The origin of the transition region [27°–35°] can be explained based on the variation of the waves with the propagation direction, see Fig. 2. The originally vertical (only for the [100] direction) and later quasi-vertical polarization of GSW starts to twist over to horizontal with the increase of the angle towards [110] due to the coupling with STW43,52. The GSW completely degenerates into the STW for the [110] direction. Besides, the penetration depth of GSW increases significantly that in turn leads to the substantial decrease of its normal displacement below the detection threshold for the used LAW setup. This also lowers the detection ability of this wave mode, because only waves with significant polarization component into the sagittal plane can be detected using the LAW experimental setup. Simultaneously, a new high-speed wave mode appears around 30°. This PSW is in fact a leaky-type wave that exists as a superposition of two evanescent partial waves and a small bulk wave component (quasi-shear wave with horizontal polarization). The leaky character represents the loss of energy of PSW away from the surface into the solid while emitting STW as it propagates43,53. However, the radiation losses are small and these leaky waves can be easily detected. It should be noted that for the [110] direction the PSW is formed only by two evanescent partial waves as the bulk wave component disappears44,54 and turns into the pure Rayleigh wave also classified as the symmetrical supersonic surface wave38 and references therein. In fact this transition takes place due to the same reason for which the Rayleigh branch disappeared for this direction17.

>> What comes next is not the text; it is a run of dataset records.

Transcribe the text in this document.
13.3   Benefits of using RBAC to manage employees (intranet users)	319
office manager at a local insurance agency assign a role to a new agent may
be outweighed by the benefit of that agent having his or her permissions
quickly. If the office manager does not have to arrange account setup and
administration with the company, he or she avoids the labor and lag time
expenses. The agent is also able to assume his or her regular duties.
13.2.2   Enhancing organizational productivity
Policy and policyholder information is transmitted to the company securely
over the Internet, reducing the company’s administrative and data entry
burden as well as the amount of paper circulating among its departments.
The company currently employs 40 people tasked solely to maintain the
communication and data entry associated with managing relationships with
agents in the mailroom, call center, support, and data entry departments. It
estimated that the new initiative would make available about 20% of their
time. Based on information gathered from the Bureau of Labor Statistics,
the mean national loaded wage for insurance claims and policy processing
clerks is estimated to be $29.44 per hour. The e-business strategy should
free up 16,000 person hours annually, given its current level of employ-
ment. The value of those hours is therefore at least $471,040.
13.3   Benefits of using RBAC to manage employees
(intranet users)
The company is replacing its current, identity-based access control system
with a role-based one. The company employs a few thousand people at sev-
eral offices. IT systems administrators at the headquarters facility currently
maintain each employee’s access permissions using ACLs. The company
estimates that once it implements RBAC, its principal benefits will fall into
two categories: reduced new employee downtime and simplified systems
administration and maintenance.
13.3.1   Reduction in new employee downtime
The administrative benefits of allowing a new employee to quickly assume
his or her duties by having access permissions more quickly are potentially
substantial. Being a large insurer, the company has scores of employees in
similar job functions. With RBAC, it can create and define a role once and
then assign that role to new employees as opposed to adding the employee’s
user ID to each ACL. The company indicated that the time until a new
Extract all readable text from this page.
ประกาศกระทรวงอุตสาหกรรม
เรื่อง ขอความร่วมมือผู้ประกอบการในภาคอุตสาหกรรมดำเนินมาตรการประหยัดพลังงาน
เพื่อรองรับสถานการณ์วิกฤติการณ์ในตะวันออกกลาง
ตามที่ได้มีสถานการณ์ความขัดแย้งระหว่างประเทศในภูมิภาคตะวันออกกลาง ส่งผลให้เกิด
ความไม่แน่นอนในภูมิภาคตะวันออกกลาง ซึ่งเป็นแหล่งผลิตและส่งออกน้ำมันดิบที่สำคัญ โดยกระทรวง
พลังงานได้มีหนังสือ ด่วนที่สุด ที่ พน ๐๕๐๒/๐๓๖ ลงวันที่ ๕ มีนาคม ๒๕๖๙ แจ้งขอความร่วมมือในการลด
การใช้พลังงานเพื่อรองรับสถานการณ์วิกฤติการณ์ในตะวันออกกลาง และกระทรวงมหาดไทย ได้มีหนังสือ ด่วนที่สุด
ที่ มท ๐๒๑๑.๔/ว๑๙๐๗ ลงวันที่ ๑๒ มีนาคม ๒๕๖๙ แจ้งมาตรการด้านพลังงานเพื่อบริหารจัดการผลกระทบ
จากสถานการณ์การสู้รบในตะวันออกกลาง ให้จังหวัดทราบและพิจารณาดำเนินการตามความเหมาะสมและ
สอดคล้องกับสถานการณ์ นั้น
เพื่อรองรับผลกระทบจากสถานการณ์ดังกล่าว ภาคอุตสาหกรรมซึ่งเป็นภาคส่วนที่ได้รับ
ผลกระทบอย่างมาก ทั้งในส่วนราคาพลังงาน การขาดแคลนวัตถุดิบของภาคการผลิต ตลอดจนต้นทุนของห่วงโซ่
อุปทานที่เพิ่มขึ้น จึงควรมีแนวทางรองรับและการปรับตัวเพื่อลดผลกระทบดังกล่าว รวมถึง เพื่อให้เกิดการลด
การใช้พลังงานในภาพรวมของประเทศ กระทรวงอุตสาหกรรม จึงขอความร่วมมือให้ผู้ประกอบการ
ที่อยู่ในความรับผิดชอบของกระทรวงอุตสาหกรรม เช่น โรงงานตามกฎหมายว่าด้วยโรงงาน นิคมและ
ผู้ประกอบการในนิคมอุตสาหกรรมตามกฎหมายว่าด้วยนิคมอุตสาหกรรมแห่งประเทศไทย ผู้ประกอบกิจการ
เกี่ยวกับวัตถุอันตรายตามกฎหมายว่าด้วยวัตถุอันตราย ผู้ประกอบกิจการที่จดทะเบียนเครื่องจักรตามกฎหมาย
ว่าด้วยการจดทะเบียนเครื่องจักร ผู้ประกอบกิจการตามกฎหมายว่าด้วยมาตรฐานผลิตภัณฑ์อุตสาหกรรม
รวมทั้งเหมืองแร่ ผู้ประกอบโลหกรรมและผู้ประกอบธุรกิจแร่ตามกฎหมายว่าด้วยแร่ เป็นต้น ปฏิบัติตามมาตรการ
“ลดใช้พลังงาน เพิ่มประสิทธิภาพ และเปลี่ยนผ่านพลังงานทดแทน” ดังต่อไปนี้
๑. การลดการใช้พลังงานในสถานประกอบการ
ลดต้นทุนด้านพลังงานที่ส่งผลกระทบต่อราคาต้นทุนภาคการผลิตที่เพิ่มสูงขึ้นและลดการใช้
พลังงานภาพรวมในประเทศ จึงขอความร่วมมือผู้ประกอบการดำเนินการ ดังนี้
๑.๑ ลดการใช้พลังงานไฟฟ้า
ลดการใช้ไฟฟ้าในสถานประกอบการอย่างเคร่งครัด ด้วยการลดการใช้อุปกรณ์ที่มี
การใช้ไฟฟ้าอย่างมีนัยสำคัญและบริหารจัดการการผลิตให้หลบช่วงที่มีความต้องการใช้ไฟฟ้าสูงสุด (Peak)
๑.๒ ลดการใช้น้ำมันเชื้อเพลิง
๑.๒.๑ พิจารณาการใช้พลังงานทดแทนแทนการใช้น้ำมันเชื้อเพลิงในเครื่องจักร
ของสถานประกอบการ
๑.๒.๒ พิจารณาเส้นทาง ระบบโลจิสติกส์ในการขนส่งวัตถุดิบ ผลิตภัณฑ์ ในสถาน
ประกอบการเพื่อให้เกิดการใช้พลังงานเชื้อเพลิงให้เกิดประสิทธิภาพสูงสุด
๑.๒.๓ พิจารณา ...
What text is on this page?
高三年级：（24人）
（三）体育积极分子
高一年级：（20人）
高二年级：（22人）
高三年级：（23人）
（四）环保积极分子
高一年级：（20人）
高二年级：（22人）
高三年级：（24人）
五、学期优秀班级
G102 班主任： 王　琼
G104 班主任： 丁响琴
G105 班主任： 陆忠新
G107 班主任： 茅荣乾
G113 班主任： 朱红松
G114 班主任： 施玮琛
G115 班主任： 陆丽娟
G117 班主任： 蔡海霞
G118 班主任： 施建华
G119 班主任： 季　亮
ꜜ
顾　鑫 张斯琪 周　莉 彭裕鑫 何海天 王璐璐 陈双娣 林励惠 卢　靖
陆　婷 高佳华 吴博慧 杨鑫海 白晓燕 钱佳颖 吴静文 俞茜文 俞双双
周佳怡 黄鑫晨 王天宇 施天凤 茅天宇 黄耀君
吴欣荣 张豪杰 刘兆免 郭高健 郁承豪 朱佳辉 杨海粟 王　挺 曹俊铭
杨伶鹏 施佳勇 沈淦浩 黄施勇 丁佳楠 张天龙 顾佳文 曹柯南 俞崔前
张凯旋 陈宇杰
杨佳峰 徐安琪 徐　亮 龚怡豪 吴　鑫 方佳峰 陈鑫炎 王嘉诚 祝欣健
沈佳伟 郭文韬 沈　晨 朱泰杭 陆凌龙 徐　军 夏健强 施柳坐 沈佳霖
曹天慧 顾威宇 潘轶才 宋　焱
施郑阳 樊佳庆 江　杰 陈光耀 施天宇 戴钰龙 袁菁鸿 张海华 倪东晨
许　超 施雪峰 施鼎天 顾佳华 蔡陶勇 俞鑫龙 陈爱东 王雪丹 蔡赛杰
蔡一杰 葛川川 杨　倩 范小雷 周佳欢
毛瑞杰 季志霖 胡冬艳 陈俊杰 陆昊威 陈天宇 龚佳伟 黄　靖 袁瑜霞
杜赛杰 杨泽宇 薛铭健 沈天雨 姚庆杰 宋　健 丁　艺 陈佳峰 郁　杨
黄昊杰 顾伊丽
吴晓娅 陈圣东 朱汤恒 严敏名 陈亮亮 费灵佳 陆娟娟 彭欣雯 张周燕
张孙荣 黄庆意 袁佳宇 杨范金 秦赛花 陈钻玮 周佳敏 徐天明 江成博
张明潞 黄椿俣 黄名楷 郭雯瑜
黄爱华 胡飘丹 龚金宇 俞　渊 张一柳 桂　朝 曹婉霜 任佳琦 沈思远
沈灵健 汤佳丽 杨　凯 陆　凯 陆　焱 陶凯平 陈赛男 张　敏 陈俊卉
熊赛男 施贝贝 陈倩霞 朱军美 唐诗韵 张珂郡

The dependencies of maximum amplitude of the laser-acoustic impulses on their propagation direction are plotted in Fig. 4c. Based on the absolute value of wave velocity, it is possible to ascribe the individual values either to GSW or PSW. The amplitude of GSW signal decays beyond 15° and vanishes beyond 35°. On the contrary, the amplitude of PSW signal grows within the transition region and reaches its maximum at 45° ([110] direction). The way how the detected laser-acoustic impulses change their propagation velocity, amplitude and shape with the propagation angle implies a smooth transition between two modes, similarly to the Brillouin scattering based methods for the (001) plane of cubic crystals40,47. The observed amplitude variations closely reflect the turnover of the polarization of GSW from vertical to transversal direction for GSW (decrease of amplitude) and vanishing contribution of bulk wave component for PSW in the [110] direction (increase of amplitude). Comparison of experimental signal amplitudes detected via a piezo-foil in Fig. 4c and calculated amplitudes presented in Fig. 2 shows a very good qualitative coincidence. This also clearly explains, why GSW and PSW where not detected in the transition region, where their amplitudes were small in order to be experimentally detected using the LAW setup.

Summary

In this work, we presented a short introduction to the theory of SAWs and all expressions necessary for calculations of the dispersion curves for the SAWs propagating on (100) planes of cubic crystals. We calculated the set of SAWs for the Si(100) plane and obtained some new SAWs. We proposed new interpretation of the genesis of the GSW and STW modes. We demonstrated that the dependencies δ vs θ may be a useful tool for the analysis of the spectrum of SAWs. We presented very accurate experimental data which exactly coincide with the calculated dependencies. The data clearly prove the existence of the gap in the whole range [0°–45°]. There are no SAWs having phase velocities in the interval [4.98–5.06] km/s for any angle θ.